Note: Rich and creamy, risotto is Italian-style comfort food. If you like, replace the wine with an equal amount of broth. Arborio rice makes the creamiest risotto, but you can substitute medium- or long-grain white rice. See how Arborio is different from regular white rice?


    1. Heat the broth and 2 ½ cups water in a saucepan over low heat; keep warm. Meanwhile, melt 2 Tablespoons of the butter in a 3-quart saucepan over medium heat. Add the zucchini; season with salt and pepper. Cook, stirring often, until the zucchini is golden, 8 to 10 minutes. With a slotted spoon, transfer the zucchini to a plate.


    1. Reduce the heat to medium-low. Add the onion; cook until soft, 5 minutes. Season with 1 teaspoon salt and ¼ teaspoon pepper. Add the rice; cook, stirring, until translucent around the edges, about 3 minutes. (I think the recipe could have called for a little more butter, since at this point there wasn’t much and the rice didn’t really get translucent around the edges as it called for. I didn’t add extra, but you may want to.) Add the wine (or substitute broth); cook until absorbed, about 2 minutes.


    1. Cook the rice, adding 1 cup hot broth at a time (stir until almost all the liquid is absorbed before adding more), until tender, 25 to 30 minutes total. Watch the dish nearly quadruple in volume over time…. Also, you can see in these pictures that there is something other than rice floating around in there. I added the leftover half package of tofu (from Hot and Sour Soup), in cubes. I thought perhaps that by adding it early, it would break down and just become part of the gelatinous mixture, but it actually retained its shape quite well. A nice change to this recipe, since it added some protein it was otherwise missing, making it a more balanced dish.

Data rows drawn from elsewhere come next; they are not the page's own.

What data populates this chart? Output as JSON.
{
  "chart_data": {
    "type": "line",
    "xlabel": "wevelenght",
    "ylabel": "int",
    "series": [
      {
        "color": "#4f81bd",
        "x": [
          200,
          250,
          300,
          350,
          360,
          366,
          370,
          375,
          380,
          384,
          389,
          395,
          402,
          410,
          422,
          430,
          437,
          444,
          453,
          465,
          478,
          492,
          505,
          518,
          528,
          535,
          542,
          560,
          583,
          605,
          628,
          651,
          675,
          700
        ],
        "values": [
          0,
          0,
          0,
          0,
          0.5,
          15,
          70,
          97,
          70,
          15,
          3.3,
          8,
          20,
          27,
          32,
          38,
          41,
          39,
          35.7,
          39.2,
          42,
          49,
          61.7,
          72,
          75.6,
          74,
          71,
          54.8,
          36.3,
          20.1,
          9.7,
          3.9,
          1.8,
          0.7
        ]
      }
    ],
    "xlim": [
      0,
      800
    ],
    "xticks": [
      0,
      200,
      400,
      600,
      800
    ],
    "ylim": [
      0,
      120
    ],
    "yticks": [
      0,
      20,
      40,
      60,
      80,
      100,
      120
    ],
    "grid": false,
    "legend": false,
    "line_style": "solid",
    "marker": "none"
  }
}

    1. Add the zucchini and peas; cook until the peas are bright green, 2 minutes. (At this point, I could have used a larger pot, and I was using the 3-quart saucepan we have, the biggest before switching to the massive pots.)


  1. Remove from the heat. Stir in the remaining Tablespoon butter and the Parmesan. Serve, topped with more cheese.


Verdict: This was so-so. It took a ton of time, though it wasn’t difficult work. I do not like zucchini cooked this way (I’ve been trying to like zucchini, and have found some dishes this summer where it was quite yummy, and this was not one of them), but another vegetable could easily be substituted, like carrots or broccoli or asparagus. The flavor was good (except for the afore-mentioned onion issues), though I suspect this could vary a lot depending on what type of wine and broth you used (so use quality). One of the better dishes I’ve had that features peas, especially since they’re added at the very end and so don’t get overcooked and squishy. I’d make again, especially in the winter when warm, gooey, comfort food is called for. I’d also add the tofu again, if we had it around, because it complimented the dish nicely and it was barely noticeable. I suppose you could add chicken too, if you don’t like tofu, though that would drastically change the flavors going on. Also, next time I will make just 1/3rd of this recipe, since it made way more than we could ever think to eat, and with the zucchini tasting kind of icky, it wasn’t leftover material (though if that hadn’t been the case, it’d make great lunchtime leftovers if you have a microwave at work).